通过系统药理学数据库、中药系统药理学数据库及中药分子机制生物信息学分析工具检索HQD所有活性成分,然后筛选活性成分的靶点,蛋白靶点缩写从UniProt数据库获取,构建“药物-化合物-靶点”网络以筛选一些主要活性成分。从GeneCards、DisGeNET、治疗靶点数据库及人类孟德尔遗传在线数据库获取一些与CRC治疗效果相关的靶点,取中药靶点与CRC靶点的交集,绘制韦恩图并参照STRING数据库构建交集靶点相互作用网络。使用Cytoscape 3.7.2软件对蛋白质相互作用网络进行拓扑分析,筛选HQD治疗CRC的核心靶点。将核心靶点导入DAVID 6.8分析网站进行基因本体论和京都基因与基因组百科全书富集分析及可视化。最后,使用AutoDockTool和PyMOL进行分子对接验证。
HQD中共有280种潜在药物活性成分,包括1474个药物活性成分靶点。鉴定出的主要活性成分有桦木醇、延胡索乙素和槲皮素。

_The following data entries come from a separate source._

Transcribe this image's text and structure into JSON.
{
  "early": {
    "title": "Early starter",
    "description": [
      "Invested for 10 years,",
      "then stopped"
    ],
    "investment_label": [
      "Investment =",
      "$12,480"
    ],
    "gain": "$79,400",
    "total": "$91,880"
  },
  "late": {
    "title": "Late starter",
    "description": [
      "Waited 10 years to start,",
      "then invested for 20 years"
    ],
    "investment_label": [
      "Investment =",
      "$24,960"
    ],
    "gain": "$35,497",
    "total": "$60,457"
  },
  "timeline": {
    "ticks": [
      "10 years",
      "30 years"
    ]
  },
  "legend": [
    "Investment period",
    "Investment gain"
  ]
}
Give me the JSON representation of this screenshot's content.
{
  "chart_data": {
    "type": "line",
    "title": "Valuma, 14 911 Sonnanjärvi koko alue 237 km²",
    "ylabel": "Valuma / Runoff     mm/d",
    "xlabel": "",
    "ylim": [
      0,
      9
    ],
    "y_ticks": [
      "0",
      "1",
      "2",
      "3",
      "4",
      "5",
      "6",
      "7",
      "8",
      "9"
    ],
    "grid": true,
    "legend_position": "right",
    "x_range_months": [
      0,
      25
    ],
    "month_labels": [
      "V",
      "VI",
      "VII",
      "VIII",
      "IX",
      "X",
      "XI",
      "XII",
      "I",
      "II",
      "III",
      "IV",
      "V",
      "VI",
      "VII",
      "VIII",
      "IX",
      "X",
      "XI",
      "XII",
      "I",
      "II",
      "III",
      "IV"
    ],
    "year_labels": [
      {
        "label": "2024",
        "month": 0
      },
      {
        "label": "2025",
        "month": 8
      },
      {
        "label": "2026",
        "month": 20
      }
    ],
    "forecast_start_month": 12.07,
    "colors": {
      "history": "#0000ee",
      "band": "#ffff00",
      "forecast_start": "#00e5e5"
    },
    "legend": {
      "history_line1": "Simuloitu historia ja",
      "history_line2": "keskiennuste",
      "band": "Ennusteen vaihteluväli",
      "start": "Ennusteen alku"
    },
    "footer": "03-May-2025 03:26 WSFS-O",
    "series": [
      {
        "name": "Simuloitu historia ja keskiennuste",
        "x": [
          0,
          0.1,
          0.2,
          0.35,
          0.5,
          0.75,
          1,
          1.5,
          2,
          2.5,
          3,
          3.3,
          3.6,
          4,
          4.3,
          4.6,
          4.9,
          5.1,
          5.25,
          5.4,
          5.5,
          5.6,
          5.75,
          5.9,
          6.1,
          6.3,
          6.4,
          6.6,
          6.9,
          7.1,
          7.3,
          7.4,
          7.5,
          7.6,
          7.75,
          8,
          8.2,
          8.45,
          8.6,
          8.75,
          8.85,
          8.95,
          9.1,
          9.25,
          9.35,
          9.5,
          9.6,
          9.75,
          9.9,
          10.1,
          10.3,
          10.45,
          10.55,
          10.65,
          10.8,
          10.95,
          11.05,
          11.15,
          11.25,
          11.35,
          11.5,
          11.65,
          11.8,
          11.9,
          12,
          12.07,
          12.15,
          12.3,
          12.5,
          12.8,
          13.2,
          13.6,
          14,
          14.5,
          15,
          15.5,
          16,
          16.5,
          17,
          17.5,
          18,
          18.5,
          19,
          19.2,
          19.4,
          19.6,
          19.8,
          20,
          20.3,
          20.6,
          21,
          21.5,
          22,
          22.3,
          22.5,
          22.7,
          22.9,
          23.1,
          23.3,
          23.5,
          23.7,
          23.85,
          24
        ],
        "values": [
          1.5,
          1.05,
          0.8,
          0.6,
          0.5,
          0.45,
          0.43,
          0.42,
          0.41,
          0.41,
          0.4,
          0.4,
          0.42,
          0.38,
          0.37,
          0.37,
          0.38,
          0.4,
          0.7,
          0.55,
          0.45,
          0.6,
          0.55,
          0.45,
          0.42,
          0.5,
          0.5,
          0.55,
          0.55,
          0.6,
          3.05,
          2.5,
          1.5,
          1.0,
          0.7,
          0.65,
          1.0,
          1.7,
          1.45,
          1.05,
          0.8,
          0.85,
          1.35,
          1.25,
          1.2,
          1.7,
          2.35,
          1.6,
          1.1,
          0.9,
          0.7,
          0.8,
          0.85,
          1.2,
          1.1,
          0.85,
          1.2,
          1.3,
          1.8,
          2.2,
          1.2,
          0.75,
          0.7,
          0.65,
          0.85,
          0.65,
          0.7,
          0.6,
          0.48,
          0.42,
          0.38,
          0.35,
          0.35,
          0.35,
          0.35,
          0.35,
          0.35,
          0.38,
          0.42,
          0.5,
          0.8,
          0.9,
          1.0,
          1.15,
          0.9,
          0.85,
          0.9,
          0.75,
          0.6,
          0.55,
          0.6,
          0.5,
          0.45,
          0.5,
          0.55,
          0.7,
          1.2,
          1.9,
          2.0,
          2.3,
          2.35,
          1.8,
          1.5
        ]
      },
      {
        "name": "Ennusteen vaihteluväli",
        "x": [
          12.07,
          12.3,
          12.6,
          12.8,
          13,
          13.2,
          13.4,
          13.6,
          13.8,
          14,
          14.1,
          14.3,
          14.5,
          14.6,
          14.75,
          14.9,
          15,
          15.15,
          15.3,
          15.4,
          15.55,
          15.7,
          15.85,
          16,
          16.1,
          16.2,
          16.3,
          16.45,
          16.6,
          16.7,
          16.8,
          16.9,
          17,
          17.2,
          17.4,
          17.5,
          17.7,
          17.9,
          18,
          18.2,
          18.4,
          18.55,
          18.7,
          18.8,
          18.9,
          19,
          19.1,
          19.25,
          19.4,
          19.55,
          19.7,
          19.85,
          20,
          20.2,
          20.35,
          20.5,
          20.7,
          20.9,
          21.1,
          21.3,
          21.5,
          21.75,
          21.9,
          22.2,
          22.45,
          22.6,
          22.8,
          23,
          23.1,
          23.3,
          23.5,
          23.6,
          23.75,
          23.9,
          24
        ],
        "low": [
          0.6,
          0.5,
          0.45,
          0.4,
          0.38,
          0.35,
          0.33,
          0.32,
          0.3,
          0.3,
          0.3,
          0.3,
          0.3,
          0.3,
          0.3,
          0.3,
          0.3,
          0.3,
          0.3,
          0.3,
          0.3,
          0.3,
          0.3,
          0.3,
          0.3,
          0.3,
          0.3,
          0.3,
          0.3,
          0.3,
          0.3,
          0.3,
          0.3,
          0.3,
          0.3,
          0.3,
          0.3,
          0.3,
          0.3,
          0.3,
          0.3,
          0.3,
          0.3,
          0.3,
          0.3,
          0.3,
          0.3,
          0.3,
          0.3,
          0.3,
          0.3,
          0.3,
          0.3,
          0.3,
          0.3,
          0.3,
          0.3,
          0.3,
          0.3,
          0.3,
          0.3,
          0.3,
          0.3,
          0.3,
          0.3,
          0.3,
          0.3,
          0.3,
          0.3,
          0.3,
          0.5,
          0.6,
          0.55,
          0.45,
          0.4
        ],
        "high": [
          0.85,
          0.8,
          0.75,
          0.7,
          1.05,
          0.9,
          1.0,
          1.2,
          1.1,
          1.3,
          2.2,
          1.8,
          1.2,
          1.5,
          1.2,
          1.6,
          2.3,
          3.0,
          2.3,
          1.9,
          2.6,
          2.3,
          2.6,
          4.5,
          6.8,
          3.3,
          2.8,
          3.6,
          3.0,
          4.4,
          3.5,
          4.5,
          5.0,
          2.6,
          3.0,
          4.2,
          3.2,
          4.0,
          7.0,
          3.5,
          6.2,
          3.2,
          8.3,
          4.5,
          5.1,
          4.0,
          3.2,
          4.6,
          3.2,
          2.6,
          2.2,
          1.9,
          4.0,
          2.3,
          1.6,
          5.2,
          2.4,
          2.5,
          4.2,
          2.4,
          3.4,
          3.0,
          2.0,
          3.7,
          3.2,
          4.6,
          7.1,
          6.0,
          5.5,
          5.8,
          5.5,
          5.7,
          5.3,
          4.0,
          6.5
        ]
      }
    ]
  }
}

共鉴定出10249个CRC相关靶点和1014个药物-疾病交叉靶点,包括28个核心作用靶点,如原癌基因Jun、AP-1转录因子亚基、信号转导和转录激活因子3、肿瘤蛋白p53、血管内皮生长因子和AKT丝氨酸/苏氨酸激酶1。基因本体论富集功能分析产生503个富集结果,包括406个主要与基因表达和转录的正调控以及细胞对缺氧反应相关的生物学过程。共有38个细胞成分主要与聚合物复合物、转录因子复合物和血小板α颗粒腔相关。然后,59个分子功能与酶、同源蛋白和转录因子的结合密切相关。京都基因与基因组百科全书通路富集分析产生139个富集结果,涉及表皮生长因子受体酪氨酸激酶抑制剂抗性以及HIF-1和丝裂原活化蛋白激酶信号通路。
HQD可通过“多成分-靶点-通路”在CRC治疗中发挥作用。活性成分桦木醇、延胡索乙素和槲皮素可能作用于原癌基因Jun、AP-1转录因子亚基、信号转导和转录激活因子3、肿瘤蛋白p53、血管内皮生长因子和AKT丝氨酸/苏氨酸激酶1等靶点,进而在CRC治疗中调节HIF-1和丝裂原活化蛋白激酶信号通路。分子对接结果表明,所有四个关键靶蛋白均可与HQD主要活性成分强烈结合。这表明HQD可通过调节多个靶点和信号通路减缓CRC进展。